I’ve got to say the lambs are incredibly cute. He’s putting the mothers with twins on and today the first 4 mums and 8 lambs arrived with a very tired looking shepherd. Lambing time is, so I gather, pretty stressful. A bit like being on call 24 hours a day for a few weeks as they arrive.

We’ve resisted the urge to bother them, just letting them get on with it. The sheep don’t know us, so I suppose they might see us as a threat. I looked over the wall and noticed how the mother immediately moved to be between me and her babies.

I did manage to sneak a photo though. The wonders of optical zoom making me seem closer than I actually am.

Going back to defensive mothers, it was quite funny seeing the interaction between our cat Lotty and the flock.
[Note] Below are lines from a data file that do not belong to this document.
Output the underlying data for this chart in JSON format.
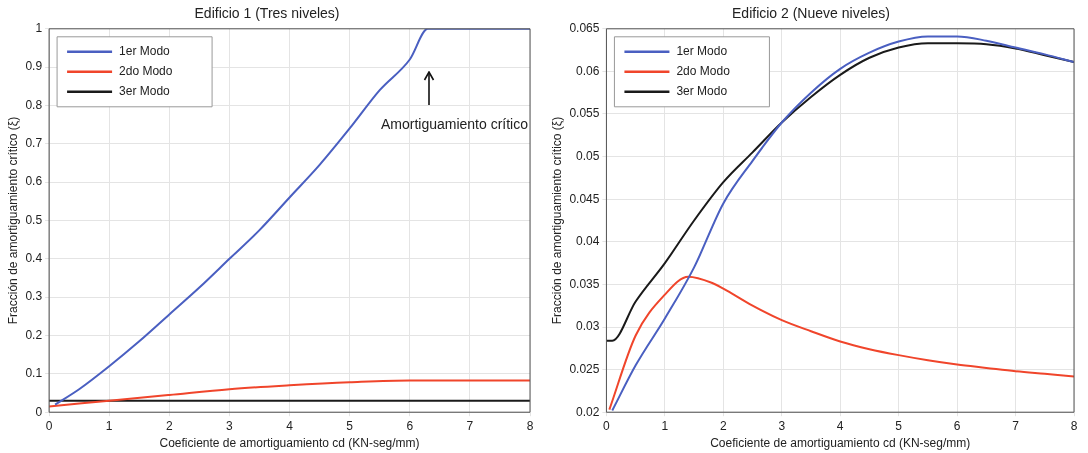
{
  "chart_data": [
    {
      "type": "line",
      "title": "Edificio 1 (Tres niveles)",
      "xlabel": "Coeficiente de amortiguamiento cd (KN-seg/mm)",
      "ylabel": "Fracción de amortiguamiento crítico (ξ)",
      "xlim": [
        0,
        8
      ],
      "ylim": [
        0,
        1
      ],
      "xticks": [
        0,
        1,
        2,
        3,
        4,
        5,
        6,
        7,
        8
      ],
      "yticks": [
        0,
        0.1,
        0.2,
        0.3,
        0.4,
        0.5,
        0.6,
        0.7,
        0.8,
        0.9,
        1
      ],
      "grid": true,
      "legend": "top left",
      "marker": "none",
      "annotations": [
        "Amortiguamiento crítico"
      ],
      "series": [
        {
          "name": "1er Modo",
          "color": "#4a5fc1",
          "x": [
            0.1,
            0.5,
            1,
            1.5,
            2,
            2.5,
            3,
            3.5,
            4,
            4.5,
            5,
            5.5,
            6,
            6.3,
            7,
            8
          ],
          "values": [
            0.02,
            0.06,
            0.12,
            0.185,
            0.255,
            0.325,
            0.4,
            0.475,
            0.56,
            0.645,
            0.74,
            0.84,
            0.92,
            1,
            1,
            1
          ]
        },
        {
          "name": "2do Modo",
          "color": "#f0452b",
          "x": [
            0,
            1,
            2,
            3,
            4,
            5,
            6,
            7,
            8
          ],
          "values": [
            0.015,
            0.03,
            0.045,
            0.06,
            0.07,
            0.078,
            0.083,
            0.083,
            0.083
          ]
        },
        {
          "name": "3er Modo",
          "color": "#1a1a1a",
          "x": [
            0,
            8
          ],
          "values": [
            0.03,
            0.03
          ]
        }
      ]
    },
    {
      "type": "line",
      "title": "Edificio 2 (Nueve niveles)",
      "xlabel": "Coeficiente de amortiguamiento cd (KN-seg/mm)",
      "ylabel": "Fracción de amortiguamiento crítico (ξ)",
      "xlim": [
        0,
        8
      ],
      "ylim": [
        0.02,
        0.065
      ],
      "xticks": [
        0,
        1,
        2,
        3,
        4,
        5,
        6,
        7,
        8
      ],
      "yticks": [
        0.02,
        0.025,
        0.03,
        0.035,
        0.04,
        0.045,
        0.05,
        0.055,
        0.06,
        0.065
      ],
      "grid": true,
      "legend": "top left",
      "marker": "none",
      "series": [
        {
          "name": "1er Modo",
          "color": "#4a5fc1",
          "x": [
            0.1,
            0.5,
            1,
            1.5,
            2,
            2.5,
            3,
            3.5,
            4,
            4.5,
            5,
            5.5,
            6,
            6.5,
            7,
            7.5,
            8
          ],
          "values": [
            0.0202,
            0.0255,
            0.031,
            0.037,
            0.0445,
            0.0495,
            0.054,
            0.0575,
            0.0603,
            0.0622,
            0.0635,
            0.0641,
            0.0641,
            0.0636,
            0.0628,
            0.062,
            0.0611
          ]
        },
        {
          "name": "2do Modo",
          "color": "#f0452b",
          "x": [
            0.05,
            0.5,
            1,
            1.4,
            1.8,
            2,
            2.5,
            3,
            3.5,
            4,
            4.5,
            5,
            5.5,
            6,
            6.5,
            7,
            7.5,
            8
          ],
          "values": [
            0.0203,
            0.029,
            0.0338,
            0.0359,
            0.0352,
            0.0345,
            0.0325,
            0.0308,
            0.0295,
            0.0283,
            0.0274,
            0.0267,
            0.0261,
            0.0256,
            0.0252,
            0.0248,
            0.0245,
            0.0242
          ]
        },
        {
          "name": "3er Modo",
          "color": "#1a1a1a",
          "x": [
            0,
            0.1,
            0.5,
            1,
            1.5,
            2,
            2.5,
            3,
            3.5,
            4,
            4.5,
            5,
            5.5,
            6,
            6.5,
            7,
            7.5,
            8
          ],
          "values": [
            0.0284,
            0.0284,
            0.033,
            0.0375,
            0.0425,
            0.047,
            0.0505,
            0.054,
            0.057,
            0.0596,
            0.0616,
            0.0628,
            0.0633,
            0.0633,
            0.0632,
            0.0627,
            0.0619,
            0.0611
          ]
        }
      ]
    }
  ]
}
Lotty wasn’t sure what to make of them to say the least and sat on the wall swishing her tail. Cat’s swish their tails when they don’t know what to do, not because they’re angry.
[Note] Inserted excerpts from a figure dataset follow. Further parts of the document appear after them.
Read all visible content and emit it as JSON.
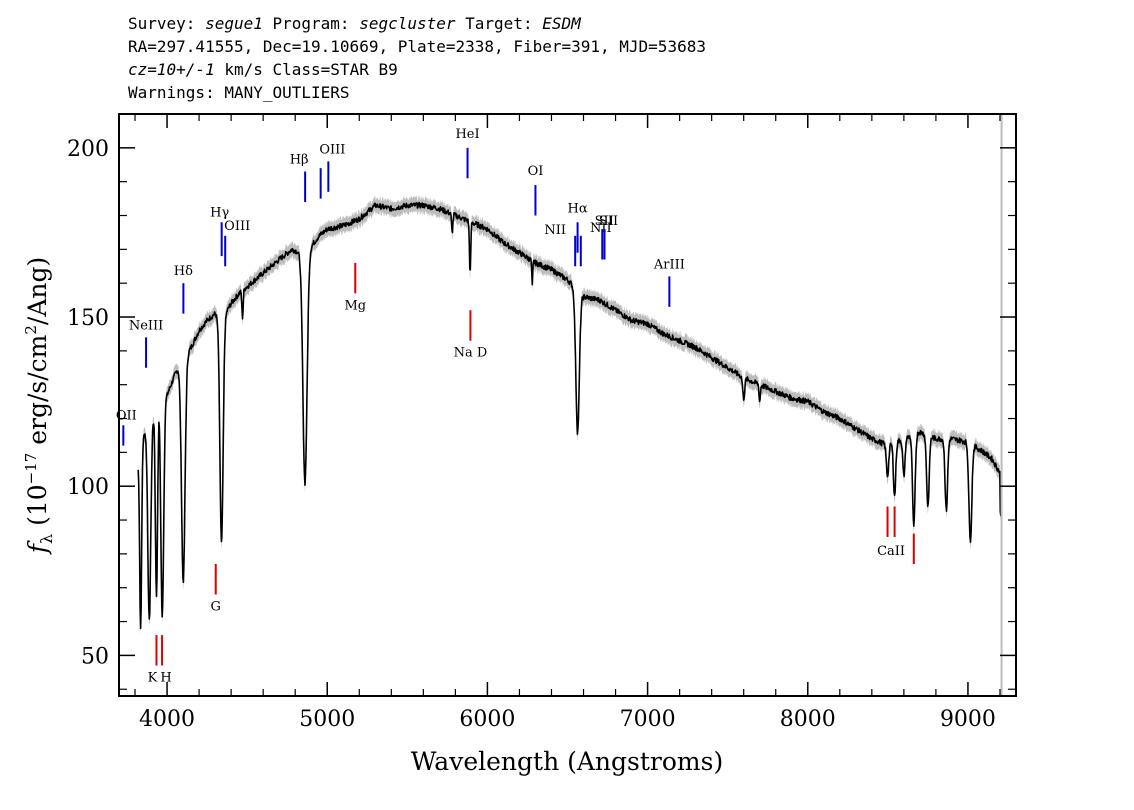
{
  "header": {
    "line1": {
      "p1": "Survey: ",
      "survey": "segue1",
      "p2": " Program: ",
      "program": "segcluster",
      "p3": " Target: ",
      "target": "ESDM"
    },
    "line2": "RA=297.41555, Dec=19.10669, Plate=2338, Fiber=391, MJD=53683",
    "line3": {
      "cz": "cz=10+/-1",
      "rest": " km/s Class=STAR B9"
    },
    "line4": "Warnings: MANY_OUTLIERS"
  },
  "colors": {
    "spectrum": "#000000",
    "error_band": "#bdbdbd",
    "emission": "#0000cc",
    "absorption": "#dd0000",
    "axis": "#000000"
  },
  "chart_data": {
    "type": "line",
    "xlabel": "Wavelength (Angstroms)",
    "ylabel_parts": {
      "f": "f",
      "sub": "λ",
      "pre": " (10",
      "exp": "−17",
      "mid": " erg/s/cm",
      "exp2": "2",
      "post": "/Ang)"
    },
    "xlim": [
      3700,
      9300
    ],
    "ylim": [
      38,
      210
    ],
    "x_ticks": [
      4000,
      5000,
      6000,
      7000,
      8000,
      9000
    ],
    "x_tick_labels": [
      "4000",
      "5000",
      "6000",
      "7000",
      "8000",
      "9000"
    ],
    "y_ticks": [
      50,
      100,
      150,
      200
    ],
    "y_tick_labels": [
      "50",
      "100",
      "150",
      "200"
    ],
    "continuum": [
      [
        3820,
        107
      ],
      [
        3860,
        116
      ],
      [
        3900,
        118
      ],
      [
        3950,
        129
      ],
      [
        4000,
        127
      ],
      [
        4050,
        133
      ],
      [
        4080,
        136
      ],
      [
        4150,
        141
      ],
      [
        4200,
        146
      ],
      [
        4250,
        149
      ],
      [
        4300,
        151
      ],
      [
        4340,
        149
      ],
      [
        4400,
        154
      ],
      [
        4450,
        157
      ],
      [
        4500,
        159
      ],
      [
        4600,
        163
      ],
      [
        4700,
        167
      ],
      [
        4780,
        170
      ],
      [
        4830,
        169
      ],
      [
        4900,
        171
      ],
      [
        4950,
        174
      ],
      [
        5000,
        176
      ],
      [
        5100,
        177
      ],
      [
        5200,
        179
      ],
      [
        5300,
        183
      ],
      [
        5400,
        182
      ],
      [
        5500,
        183
      ],
      [
        5600,
        183
      ],
      [
        5700,
        182
      ],
      [
        5800,
        180
      ],
      [
        5900,
        178
      ],
      [
        6000,
        176
      ],
      [
        6100,
        172
      ],
      [
        6200,
        169
      ],
      [
        6300,
        166
      ],
      [
        6400,
        164
      ],
      [
        6500,
        161
      ],
      [
        6600,
        156
      ],
      [
        6700,
        155
      ],
      [
        6800,
        152
      ],
      [
        6900,
        149
      ],
      [
        7000,
        148
      ],
      [
        7100,
        145
      ],
      [
        7200,
        143
      ],
      [
        7300,
        141
      ],
      [
        7400,
        138
      ],
      [
        7500,
        135
      ],
      [
        7600,
        132
      ],
      [
        7700,
        130
      ],
      [
        7800,
        128
      ],
      [
        7900,
        126
      ],
      [
        8000,
        125
      ],
      [
        8100,
        122
      ],
      [
        8200,
        120
      ],
      [
        8300,
        117
      ],
      [
        8400,
        114
      ],
      [
        8500,
        112
      ],
      [
        8600,
        114
      ],
      [
        8700,
        116
      ],
      [
        8800,
        114
      ],
      [
        8900,
        114
      ],
      [
        9000,
        113
      ],
      [
        9100,
        110
      ],
      [
        9150,
        108
      ],
      [
        9200,
        104
      ]
    ],
    "absorption_features": [
      [
        3835,
        58,
        6
      ],
      [
        3889,
        60,
        9
      ],
      [
        3934,
        68,
        7
      ],
      [
        3970,
        61,
        9
      ],
      [
        4101,
        72,
        11
      ],
      [
        4340,
        83,
        10
      ],
      [
        4471,
        150,
        4
      ],
      [
        4861,
        101,
        13
      ],
      [
        5780,
        175,
        4
      ],
      [
        5892,
        163,
        4
      ],
      [
        6280,
        159,
        3
      ],
      [
        6563,
        116,
        11
      ],
      [
        7600,
        126,
        6
      ],
      [
        7700,
        125,
        4
      ],
      [
        8498,
        103,
        7
      ],
      [
        8542,
        97,
        7
      ],
      [
        8600,
        103,
        7
      ],
      [
        8662,
        88,
        8
      ],
      [
        8750,
        94,
        8
      ],
      [
        8865,
        93,
        8
      ],
      [
        9015,
        84,
        9
      ]
    ],
    "emission_lines": [
      {
        "label": "OII",
        "x": 3727,
        "y_top": 118,
        "y_bottom": 112
      },
      {
        "label": "NeIII",
        "x": 3869,
        "y_top": 144,
        "y_bottom": 135
      },
      {
        "label": "Hδ",
        "x": 4102,
        "y_top": 160,
        "y_bottom": 151
      },
      {
        "label": "Hγ",
        "x": 4341,
        "y_top": 178,
        "y_bottom": 168
      },
      {
        "label": "OIII",
        "x": 4363,
        "y_top": 174,
        "y_bottom": 165
      },
      {
        "label": "Hβ",
        "x": 4862,
        "y_top": 193,
        "y_bottom": 184
      },
      {
        "label": "OIII",
        "x": 4959,
        "y_top": 194,
        "y_bottom": 185
      },
      {
        "label": "OIII",
        "x": 5007,
        "y_top": 196,
        "y_bottom": 187
      },
      {
        "label": "HeI",
        "x": 5876,
        "y_top": 200,
        "y_bottom": 191
      },
      {
        "label": "OI",
        "x": 6300,
        "y_top": 189,
        "y_bottom": 180
      },
      {
        "label": "NII",
        "x": 6548,
        "y_top": 174,
        "y_bottom": 165
      },
      {
        "label": "Hα",
        "x": 6563,
        "y_top": 178,
        "y_bottom": 169
      },
      {
        "label": "NII",
        "x": 6583,
        "y_top": 174,
        "y_bottom": 165
      },
      {
        "label": "SII",
        "x": 6717,
        "y_top": 176,
        "y_bottom": 167
      },
      {
        "label": "SII",
        "x": 6731,
        "y_top": 176,
        "y_bottom": 167
      },
      {
        "label": "ArIII",
        "x": 7136,
        "y_top": 162,
        "y_bottom": 153
      }
    ],
    "absorption_lines": [
      {
        "label": "K",
        "x": 3934,
        "y_top": 56,
        "y_bottom": 47
      },
      {
        "label": "H",
        "x": 3969,
        "y_top": 56,
        "y_bottom": 47
      },
      {
        "label": "G",
        "x": 4304,
        "y_top": 77,
        "y_bottom": 68
      },
      {
        "label": "Mg",
        "x": 5175,
        "y_top": 166,
        "y_bottom": 157
      },
      {
        "label": "Na D",
        "x": 5894,
        "y_top": 152,
        "y_bottom": 143
      },
      {
        "label": "CaII",
        "x": 8498,
        "y_top": 94,
        "y_bottom": 85
      },
      {
        "label": "CaII",
        "x": 8542,
        "y_top": 94,
        "y_bottom": 85
      },
      {
        "label": "CaII",
        "x": 8662,
        "y_top": 86,
        "y_bottom": 77
      }
    ]
  }
}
The sheep watched the cat with great suspicion and moved between their lambs and the cat. Perhaps they thought she was some sort of fox. Anyway, as they moved, Lotty decided it was time to run in the opposite direction at great speed. I wouldn’t be surprised if we find her riding around on their backs in a week, knowing that cat.

Mother with two lambs

Mother with two lambs

The farmer has been fixing up fencing around the perimeter, so they can’t escape but we’ve still not got the field with the vegetable plot fenced and there are some big gaps in the wall. I’ve a gate to go in as well, which will involve digging, concreting and some skill to get everything lined up correctly. Help is at hand though, a local builder is going to do the gate so a good chance it will both open and shut.

 

As sure as eggs are eggs, if we don’t fence them out properly they’ll be worse than slugs and pigeons combined for eating the veggies!

I’m a twit!

I’ve finally gone and joined twitter and even made a couple of tweets (you see, learning the jargon already) Apparently you can get an app for your mobile phone and post from the phone as well. All I need now is a mobile phone!
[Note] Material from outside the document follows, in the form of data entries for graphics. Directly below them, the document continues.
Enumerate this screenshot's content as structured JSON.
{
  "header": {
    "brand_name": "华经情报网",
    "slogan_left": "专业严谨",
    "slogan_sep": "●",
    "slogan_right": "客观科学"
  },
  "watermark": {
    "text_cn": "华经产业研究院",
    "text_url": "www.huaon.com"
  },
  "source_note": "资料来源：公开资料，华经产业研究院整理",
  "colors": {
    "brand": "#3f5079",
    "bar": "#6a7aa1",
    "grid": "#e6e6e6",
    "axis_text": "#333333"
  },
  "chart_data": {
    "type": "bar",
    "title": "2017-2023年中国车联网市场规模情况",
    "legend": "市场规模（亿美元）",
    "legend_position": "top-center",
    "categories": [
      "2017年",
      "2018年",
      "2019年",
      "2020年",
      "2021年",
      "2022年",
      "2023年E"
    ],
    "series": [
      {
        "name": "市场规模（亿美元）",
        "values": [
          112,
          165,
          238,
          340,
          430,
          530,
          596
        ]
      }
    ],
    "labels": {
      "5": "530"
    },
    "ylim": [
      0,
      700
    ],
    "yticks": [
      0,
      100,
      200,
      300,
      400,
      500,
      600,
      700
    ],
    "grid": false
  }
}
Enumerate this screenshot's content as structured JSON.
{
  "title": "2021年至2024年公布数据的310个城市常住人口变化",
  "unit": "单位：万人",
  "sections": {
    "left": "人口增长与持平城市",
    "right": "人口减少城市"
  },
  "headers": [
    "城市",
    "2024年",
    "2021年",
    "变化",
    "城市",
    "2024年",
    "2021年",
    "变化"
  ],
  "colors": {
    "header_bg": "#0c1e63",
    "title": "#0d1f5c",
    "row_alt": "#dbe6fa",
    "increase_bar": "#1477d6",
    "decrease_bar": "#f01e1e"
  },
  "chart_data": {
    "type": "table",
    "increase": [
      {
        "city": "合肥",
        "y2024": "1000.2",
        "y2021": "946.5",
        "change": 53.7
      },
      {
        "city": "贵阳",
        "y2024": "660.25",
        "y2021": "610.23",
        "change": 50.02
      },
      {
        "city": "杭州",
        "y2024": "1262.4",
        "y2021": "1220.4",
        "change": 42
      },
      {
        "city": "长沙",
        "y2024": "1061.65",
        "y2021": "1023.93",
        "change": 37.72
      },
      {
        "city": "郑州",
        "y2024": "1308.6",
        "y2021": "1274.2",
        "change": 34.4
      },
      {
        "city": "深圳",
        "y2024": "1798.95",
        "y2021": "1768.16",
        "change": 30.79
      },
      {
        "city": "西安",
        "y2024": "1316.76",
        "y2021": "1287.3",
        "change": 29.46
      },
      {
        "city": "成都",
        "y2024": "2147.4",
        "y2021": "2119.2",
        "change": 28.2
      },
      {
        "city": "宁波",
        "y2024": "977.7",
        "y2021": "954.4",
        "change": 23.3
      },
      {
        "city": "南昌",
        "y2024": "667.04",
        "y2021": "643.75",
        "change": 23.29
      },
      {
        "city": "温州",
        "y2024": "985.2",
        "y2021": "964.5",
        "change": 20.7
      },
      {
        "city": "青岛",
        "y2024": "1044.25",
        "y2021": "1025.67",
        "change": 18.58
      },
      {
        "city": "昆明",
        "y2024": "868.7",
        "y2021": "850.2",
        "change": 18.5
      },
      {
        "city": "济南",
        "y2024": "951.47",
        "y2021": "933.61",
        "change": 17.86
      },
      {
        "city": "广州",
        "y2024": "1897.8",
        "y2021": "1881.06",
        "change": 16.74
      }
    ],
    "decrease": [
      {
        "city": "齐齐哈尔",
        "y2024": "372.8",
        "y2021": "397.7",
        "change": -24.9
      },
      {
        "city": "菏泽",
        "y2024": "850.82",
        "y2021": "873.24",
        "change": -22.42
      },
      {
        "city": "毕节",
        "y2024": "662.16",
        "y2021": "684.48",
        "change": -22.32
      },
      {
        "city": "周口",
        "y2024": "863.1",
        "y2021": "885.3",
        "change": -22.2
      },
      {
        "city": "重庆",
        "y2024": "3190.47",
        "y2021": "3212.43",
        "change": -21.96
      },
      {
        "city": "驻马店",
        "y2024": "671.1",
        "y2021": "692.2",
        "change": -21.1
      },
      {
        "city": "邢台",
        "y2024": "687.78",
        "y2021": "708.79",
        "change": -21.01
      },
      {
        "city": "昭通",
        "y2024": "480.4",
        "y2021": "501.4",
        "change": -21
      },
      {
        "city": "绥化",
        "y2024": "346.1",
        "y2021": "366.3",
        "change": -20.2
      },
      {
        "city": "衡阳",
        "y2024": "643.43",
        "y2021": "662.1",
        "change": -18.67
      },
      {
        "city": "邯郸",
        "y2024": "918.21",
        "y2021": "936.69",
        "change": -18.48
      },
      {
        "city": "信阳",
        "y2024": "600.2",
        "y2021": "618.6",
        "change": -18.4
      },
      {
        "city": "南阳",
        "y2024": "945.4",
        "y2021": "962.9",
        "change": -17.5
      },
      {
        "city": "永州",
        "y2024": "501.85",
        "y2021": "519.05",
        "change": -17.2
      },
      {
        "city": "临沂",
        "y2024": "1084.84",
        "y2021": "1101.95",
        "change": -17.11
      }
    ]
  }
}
So for endless inane drivel of  in chunks of 140 characters or less, you can now follow me on twitter.

Posted in Allotment Garden Diary
One comment on “Hello Sheep!
  1. Duncan says:

    Hi John,

    I’ve got sheep in my fields at the moment, last years lambs that haven’t seen a ram, they’ll go into the flock for breeding next year. I can’t emphasise the importance of checking the fence line enough! Lambs, and indeed mature sheep, are inquisitive little rascals, and if they spot half a gap, they’ll not be afraid to widen it! Make sure sure you keep track of them, I like to count mine every evening as I walk the dog and cat, just to make sure!

    Also, your comments about your cat are rather funny, mine does the same, he ventures to within about 20 feet of a sheep and sits down, trying to stare it out! Of course as soon as the sheep moves, he bolts off into the Hawthorn!